WASHINGTON – De fabricagefout bij General Electric van onderdelen met ijzerdeeltjes beperkt zich niet tot de CFM LEAP. Ook in compressorbladen van de GEnx, die in gebruik is op de Boeing 787 en 747-8, zijn sporen van ijzer aangetroffen. Dat kan gevolgen hebben voor de levensduur van de onderdelen, zo meldt de Amerikaanse luchtvaartdienst FAA.
De FAA kondigt vandaag op haar website aan met nieuwe voorschriften (Airworthiness Directive) te komen voor de vervanging van de betreffende onderdelen.
Het ijzer is gevonden in metalen compressorbladen en afdichtingen diep in de motor, nadat eerder ook al ijzer was gevonden in de High-Pressure Turbine stage 2 disk.

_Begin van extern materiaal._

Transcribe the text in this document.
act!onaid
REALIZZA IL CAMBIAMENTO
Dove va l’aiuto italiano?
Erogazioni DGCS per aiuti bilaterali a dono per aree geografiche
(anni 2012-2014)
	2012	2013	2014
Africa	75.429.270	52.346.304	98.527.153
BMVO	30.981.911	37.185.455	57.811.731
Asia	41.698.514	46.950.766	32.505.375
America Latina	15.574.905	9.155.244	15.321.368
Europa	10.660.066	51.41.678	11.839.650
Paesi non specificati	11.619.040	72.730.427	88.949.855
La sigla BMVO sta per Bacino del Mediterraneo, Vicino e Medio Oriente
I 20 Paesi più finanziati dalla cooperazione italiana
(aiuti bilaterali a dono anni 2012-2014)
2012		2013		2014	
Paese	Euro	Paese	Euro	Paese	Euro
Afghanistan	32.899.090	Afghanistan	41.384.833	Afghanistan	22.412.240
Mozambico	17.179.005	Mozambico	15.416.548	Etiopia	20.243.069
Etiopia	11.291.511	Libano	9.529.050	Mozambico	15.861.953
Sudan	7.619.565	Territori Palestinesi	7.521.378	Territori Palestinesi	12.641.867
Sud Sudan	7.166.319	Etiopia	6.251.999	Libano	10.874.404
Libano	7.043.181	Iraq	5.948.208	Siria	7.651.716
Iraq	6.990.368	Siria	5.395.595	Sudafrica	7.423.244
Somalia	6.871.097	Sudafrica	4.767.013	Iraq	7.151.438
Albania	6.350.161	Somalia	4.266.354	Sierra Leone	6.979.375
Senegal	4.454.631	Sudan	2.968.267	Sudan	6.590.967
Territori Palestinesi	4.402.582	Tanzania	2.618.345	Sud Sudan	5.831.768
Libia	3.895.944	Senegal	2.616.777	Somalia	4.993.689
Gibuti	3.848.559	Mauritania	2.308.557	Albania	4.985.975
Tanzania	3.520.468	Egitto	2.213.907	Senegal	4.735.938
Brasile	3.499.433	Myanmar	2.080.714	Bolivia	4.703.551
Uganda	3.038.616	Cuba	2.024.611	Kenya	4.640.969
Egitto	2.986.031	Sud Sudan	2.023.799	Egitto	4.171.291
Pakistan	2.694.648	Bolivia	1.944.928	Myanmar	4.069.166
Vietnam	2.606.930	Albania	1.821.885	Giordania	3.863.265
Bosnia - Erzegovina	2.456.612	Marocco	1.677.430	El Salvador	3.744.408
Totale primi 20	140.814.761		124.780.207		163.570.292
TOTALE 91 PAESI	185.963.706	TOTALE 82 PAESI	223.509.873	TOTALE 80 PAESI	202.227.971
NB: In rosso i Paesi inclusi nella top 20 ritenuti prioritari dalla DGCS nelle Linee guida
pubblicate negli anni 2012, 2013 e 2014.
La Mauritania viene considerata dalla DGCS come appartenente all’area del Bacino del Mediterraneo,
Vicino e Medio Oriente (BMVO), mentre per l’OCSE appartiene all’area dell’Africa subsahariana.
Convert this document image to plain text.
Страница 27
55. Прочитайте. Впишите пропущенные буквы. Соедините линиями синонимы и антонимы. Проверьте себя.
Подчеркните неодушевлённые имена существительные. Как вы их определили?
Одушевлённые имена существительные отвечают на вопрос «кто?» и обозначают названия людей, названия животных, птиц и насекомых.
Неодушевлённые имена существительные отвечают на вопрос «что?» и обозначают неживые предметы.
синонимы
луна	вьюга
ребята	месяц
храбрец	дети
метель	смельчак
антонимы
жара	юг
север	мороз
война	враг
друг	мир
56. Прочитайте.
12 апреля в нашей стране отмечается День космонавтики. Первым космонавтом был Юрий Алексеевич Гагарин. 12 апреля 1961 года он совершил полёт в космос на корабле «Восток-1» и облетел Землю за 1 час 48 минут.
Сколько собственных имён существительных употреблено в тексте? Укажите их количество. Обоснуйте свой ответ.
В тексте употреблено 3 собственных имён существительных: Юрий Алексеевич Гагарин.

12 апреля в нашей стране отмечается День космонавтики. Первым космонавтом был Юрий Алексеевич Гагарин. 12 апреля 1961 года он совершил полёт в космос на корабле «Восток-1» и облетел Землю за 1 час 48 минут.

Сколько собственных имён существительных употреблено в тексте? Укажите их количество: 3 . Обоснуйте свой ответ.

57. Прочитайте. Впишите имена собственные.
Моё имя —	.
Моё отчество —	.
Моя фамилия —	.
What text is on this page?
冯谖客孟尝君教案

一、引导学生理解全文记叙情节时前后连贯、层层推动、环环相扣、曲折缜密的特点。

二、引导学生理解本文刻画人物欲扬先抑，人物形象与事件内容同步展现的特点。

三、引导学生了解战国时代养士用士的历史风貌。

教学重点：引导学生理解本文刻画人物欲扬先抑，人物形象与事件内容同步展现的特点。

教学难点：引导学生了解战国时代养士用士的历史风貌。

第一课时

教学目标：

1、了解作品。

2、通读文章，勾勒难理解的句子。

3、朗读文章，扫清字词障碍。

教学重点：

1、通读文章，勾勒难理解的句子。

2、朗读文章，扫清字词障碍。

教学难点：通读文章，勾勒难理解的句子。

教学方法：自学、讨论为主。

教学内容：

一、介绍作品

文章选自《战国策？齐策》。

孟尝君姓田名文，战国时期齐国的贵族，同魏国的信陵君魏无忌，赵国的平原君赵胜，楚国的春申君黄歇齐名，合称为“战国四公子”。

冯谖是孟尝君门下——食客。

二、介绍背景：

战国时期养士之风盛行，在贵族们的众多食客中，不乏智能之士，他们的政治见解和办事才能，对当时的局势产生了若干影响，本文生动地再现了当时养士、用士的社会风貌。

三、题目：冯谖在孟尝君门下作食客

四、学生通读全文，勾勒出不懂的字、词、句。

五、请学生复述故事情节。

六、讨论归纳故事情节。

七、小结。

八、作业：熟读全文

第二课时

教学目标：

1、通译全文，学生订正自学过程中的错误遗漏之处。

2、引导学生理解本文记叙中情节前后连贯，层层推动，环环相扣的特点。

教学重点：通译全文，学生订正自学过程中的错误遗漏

GE Aerospace heeft ontdekt dat het ijzer in het ruwe materiaal (metaal in poedervorm) terecht is gekomen tijdens een filterproces, waarbij de filters van ijzer slijtage vertoonden. Door het ijzer kunnen de onderdelen in de motoren door corrosie worden aangetast en in het ergste geval afbreken, met schade aan de motor en vliegtuig tot gevolg.
GE Aerospace heeft eind januari al service bulletins uitgevaardigd voor de GEnx-1B voor de Boeing 787 en de -2B voor de 747-8, maar de FAA wil nu dus toch met een aparte AD komen. Die dwingt gebruikers om de compressor rotor spools en afdichtingen te vervangen. De FAA denkt dat het probleem zich beperkt tot slechts 13 motoren bij Amerikaanse gebruikers. Niet bekend is hoeveel motoren in andere landen het ook hebben. Op de 787's van KLM zitten ook GEnx-1B motoren.
Eind maart riep de FAA op tot inspecties van de CFM LEAP-1A voor de Airbus A320neo familie, nadat ook hier ijzerdeeltjes waren gevonden in delen van de hogedruk turbine, compressorbladen en afdichtingen. Ook dat zou in het ergste geval kunnen leiden tot het afbreken van onderdelen en een zogeheten ‘uncontained failure’.